By Alison Ballance
"Some of my best bird photos have been taken in my back garden." David Hallett
After many years working as a staff photographer for The Press, Christchurch photographer David Hallett is now pursuing his passion for taking pictures of birds fulltime. He says his fascination with birds began in his teens, when he was into tramping and began seeing birds that he wasn't familiar with. To start with, the photos were a way of capturing images to bring back for identificaton, but over the years he became more interested in the form of birds, particularly in flight.
David says he is a photographer first and foremost, not an ornithologist, but he is quick to point out that taking good pictures of birds means understanding their biology and behaviour, so he does read a lot about the birds he is trying to photograph. His key messages for aspiring bird photographers include doing lots of research into the species you're trying to photograph, being familiar with the camera so that handling it is second nature, and being able to anticipate what is about to happen. "If you wait for something to happen and then try to photograph it you'll miss it" says David.
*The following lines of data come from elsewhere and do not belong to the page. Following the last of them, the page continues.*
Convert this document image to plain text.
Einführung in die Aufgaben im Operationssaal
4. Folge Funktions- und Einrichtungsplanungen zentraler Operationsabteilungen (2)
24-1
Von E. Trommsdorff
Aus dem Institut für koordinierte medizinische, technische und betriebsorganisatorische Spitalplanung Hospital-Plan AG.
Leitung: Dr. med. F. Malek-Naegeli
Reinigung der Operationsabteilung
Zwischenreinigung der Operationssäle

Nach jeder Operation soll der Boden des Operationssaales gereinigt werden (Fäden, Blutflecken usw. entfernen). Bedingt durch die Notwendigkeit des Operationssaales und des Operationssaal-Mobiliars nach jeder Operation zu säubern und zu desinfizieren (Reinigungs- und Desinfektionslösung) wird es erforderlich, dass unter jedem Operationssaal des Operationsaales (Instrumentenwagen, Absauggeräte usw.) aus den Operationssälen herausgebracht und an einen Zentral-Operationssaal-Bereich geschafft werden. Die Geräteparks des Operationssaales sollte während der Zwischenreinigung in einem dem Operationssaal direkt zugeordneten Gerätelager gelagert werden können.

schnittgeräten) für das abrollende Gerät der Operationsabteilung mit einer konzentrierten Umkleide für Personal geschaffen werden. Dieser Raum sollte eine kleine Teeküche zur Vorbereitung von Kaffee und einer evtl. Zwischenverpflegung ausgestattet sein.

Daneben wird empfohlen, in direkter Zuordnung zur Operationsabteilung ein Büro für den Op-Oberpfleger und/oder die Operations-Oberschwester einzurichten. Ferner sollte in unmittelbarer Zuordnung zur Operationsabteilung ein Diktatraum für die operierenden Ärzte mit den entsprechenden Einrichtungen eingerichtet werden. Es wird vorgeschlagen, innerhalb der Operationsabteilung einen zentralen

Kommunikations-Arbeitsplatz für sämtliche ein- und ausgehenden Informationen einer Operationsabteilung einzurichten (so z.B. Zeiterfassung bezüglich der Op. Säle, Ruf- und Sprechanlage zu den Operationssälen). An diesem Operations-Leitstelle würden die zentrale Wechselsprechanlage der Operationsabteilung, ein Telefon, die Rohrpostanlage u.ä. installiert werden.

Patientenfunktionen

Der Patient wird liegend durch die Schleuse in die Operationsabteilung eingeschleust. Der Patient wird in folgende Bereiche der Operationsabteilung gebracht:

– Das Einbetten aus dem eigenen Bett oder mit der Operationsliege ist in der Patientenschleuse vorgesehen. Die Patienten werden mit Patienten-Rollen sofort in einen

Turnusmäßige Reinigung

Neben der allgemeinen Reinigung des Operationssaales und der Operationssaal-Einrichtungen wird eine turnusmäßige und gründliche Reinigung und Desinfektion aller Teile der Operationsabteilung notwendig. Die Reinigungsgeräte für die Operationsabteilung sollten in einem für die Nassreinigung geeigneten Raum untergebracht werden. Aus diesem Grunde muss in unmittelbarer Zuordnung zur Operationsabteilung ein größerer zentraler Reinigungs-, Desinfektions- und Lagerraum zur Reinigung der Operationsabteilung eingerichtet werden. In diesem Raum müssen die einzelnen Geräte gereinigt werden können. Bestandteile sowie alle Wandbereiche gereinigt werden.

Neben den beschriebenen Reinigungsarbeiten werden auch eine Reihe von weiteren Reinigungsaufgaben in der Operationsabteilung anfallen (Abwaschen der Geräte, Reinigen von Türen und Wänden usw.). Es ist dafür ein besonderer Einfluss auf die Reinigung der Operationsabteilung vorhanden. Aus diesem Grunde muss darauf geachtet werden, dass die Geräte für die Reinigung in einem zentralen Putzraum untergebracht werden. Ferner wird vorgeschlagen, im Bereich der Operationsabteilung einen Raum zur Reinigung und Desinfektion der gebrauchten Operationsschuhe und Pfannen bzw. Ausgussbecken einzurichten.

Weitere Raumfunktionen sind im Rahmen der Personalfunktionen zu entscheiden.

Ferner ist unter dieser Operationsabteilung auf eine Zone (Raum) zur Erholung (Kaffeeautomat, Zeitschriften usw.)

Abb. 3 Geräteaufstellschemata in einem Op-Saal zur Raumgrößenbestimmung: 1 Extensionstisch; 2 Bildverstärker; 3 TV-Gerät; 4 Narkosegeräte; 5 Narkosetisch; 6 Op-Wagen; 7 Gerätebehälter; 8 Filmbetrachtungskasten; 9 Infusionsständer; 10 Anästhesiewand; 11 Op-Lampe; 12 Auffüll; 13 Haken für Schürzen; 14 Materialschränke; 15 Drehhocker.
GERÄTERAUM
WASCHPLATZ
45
Daivd also says that it is not necessary to travel to remote locations to take good photos. He has taken some of his best photographs in his garden and neighbourhood. He says the advantage to doing that is being very familiar with the routine of local birds. For example, he knows that the fantails in his garden are very active for half an hour just after dawn, when there is a regular hatch of insects around some cabbage trees. He is working to photograph fantails flying and says it is one of the most challenging things he has done.
Alison Ballance joined David at Brighton's South Spit in Christchurch. This is a high tide roost for godwits and oystercatchers that feed in the Heathcote Avon Estuary, and is a spot that David visits regularly to get photos of these migratory shorebirds.
David's book 'Native Birds of New Zealand' is published by Sandfly Publishing.